I have a folder full of Logic projects on my local drive. Finder offers no way to get to it. It's a constant frustration. I can get to iCloud, Downloads, Applications -- but not my own files on my own disk drive.
I understand that Apple has strict usability standards, and I respect that, but is there any way to work around them and conveniently access my own files only own computer, other than a keyboard shortcut that I'll forget and have to Google every time? (It doesn't work anyway -- the first time I tried, there was no folder named "Logic" in whatever unknowable scope it's searching in; the second time I told it to open "Logic", it opened Downloads. I can take a joke as well as the next guy, but sometimes I just want to get to my files).

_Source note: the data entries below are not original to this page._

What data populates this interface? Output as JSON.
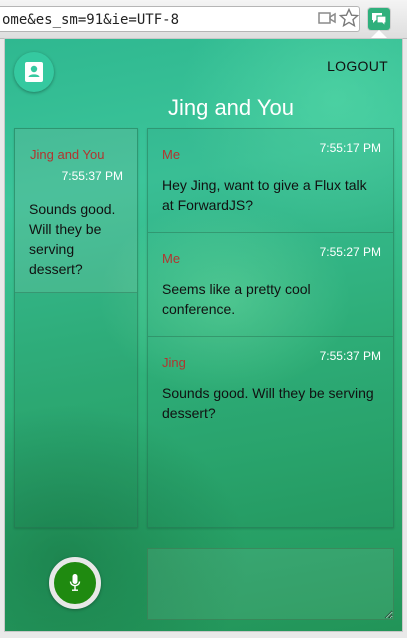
{
  "browser": {
    "url": "ome&es_sm=91&ie=UTF-8",
    "icons": [
      "camera-icon",
      "star-icon",
      "chat-extension-icon"
    ]
  },
  "header": {
    "contacts_icon": "contacts-icon",
    "logout_label": "LOGOUT",
    "thread_title": "Jing and You"
  },
  "threads": [
    {
      "name": "Jing and You",
      "time": "7:55:37 PM",
      "last_message": "Sounds good. Will they be serving dessert?"
    }
  ],
  "messages": [
    {
      "author": "Me",
      "time": "7:55:17 PM",
      "text": "Hey Jing, want to give a Flux talk at ForwardJS?"
    },
    {
      "author": "Me",
      "time": "7:55:27 PM",
      "text": "Seems like a pretty cool conference."
    },
    {
      "author": "Jing",
      "time": "7:55:37 PM",
      "text": "Sounds good. Will they be serving dessert?"
    }
  ],
  "composer": {
    "value": "",
    "mic_icon": "microphone-icon"
  },
  "colors": {
    "accent": "#35c9a0",
    "author": "#b3342f",
    "mic": "#1f8a10"
  }
}
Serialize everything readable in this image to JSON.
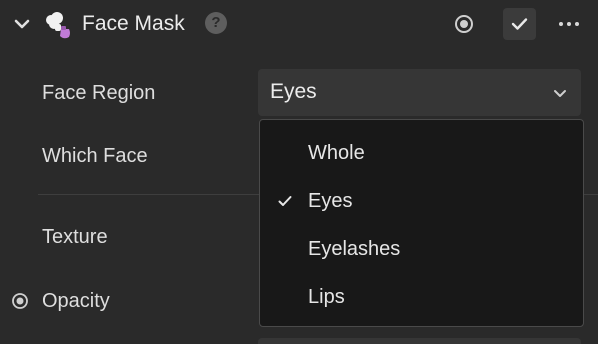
{
  "header": {
    "title": "Face Mask",
    "help_glyph": "?",
    "icons": {
      "collapse": "chevron-down-icon",
      "plugin": "face-mask-icon",
      "record": "record-icon",
      "check": "check-icon",
      "more": "more-icon"
    }
  },
  "fields": {
    "face_region_label": "Face Region",
    "which_face_label": "Which Face",
    "texture_label": "Texture",
    "opacity_label": "Opacity"
  },
  "face_region_select": {
    "value": "Eyes",
    "options": [
      "Whole",
      "Eyes",
      "Eyelashes",
      "Lips"
    ],
    "selected_index": 1
  },
  "colors": {
    "background": "#2a2a2a",
    "menu_background": "#181818",
    "select_background": "#363636",
    "plugin_accent": "#c07bd6"
  }
}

Is it possible to create a link to a folder on the desktop, or something functionally similar? Something I can easily find when I want it, and click on it?
To clarify: I'm coming at this from a Windows/UNIX based expectation that all the folders are in a unified tree that's rooted somewhere, and you use one application (bash, DOS prompt, Windows Explorer, whatever) to navigate that whole tree: Some branches of the tree are on the local disk and "real", others are "virtual", but they all have a chain of parents starting at the same root.
But I'm starting to think I may need to learn a different way of thinking about this stuff in order to use MacOS.
The actual problem I have here is: I shared three Logic projects via iCloud with a pianist. We recorded many takes of his parts at his apartment. Then I needed to copy the projects from iCloud back to my local disk. "Open three projects in Logic and Save As for each one" is a very slow and awkward way to copy three files from one folder to another (or archive, or whatever a "single file" Logic project actually is).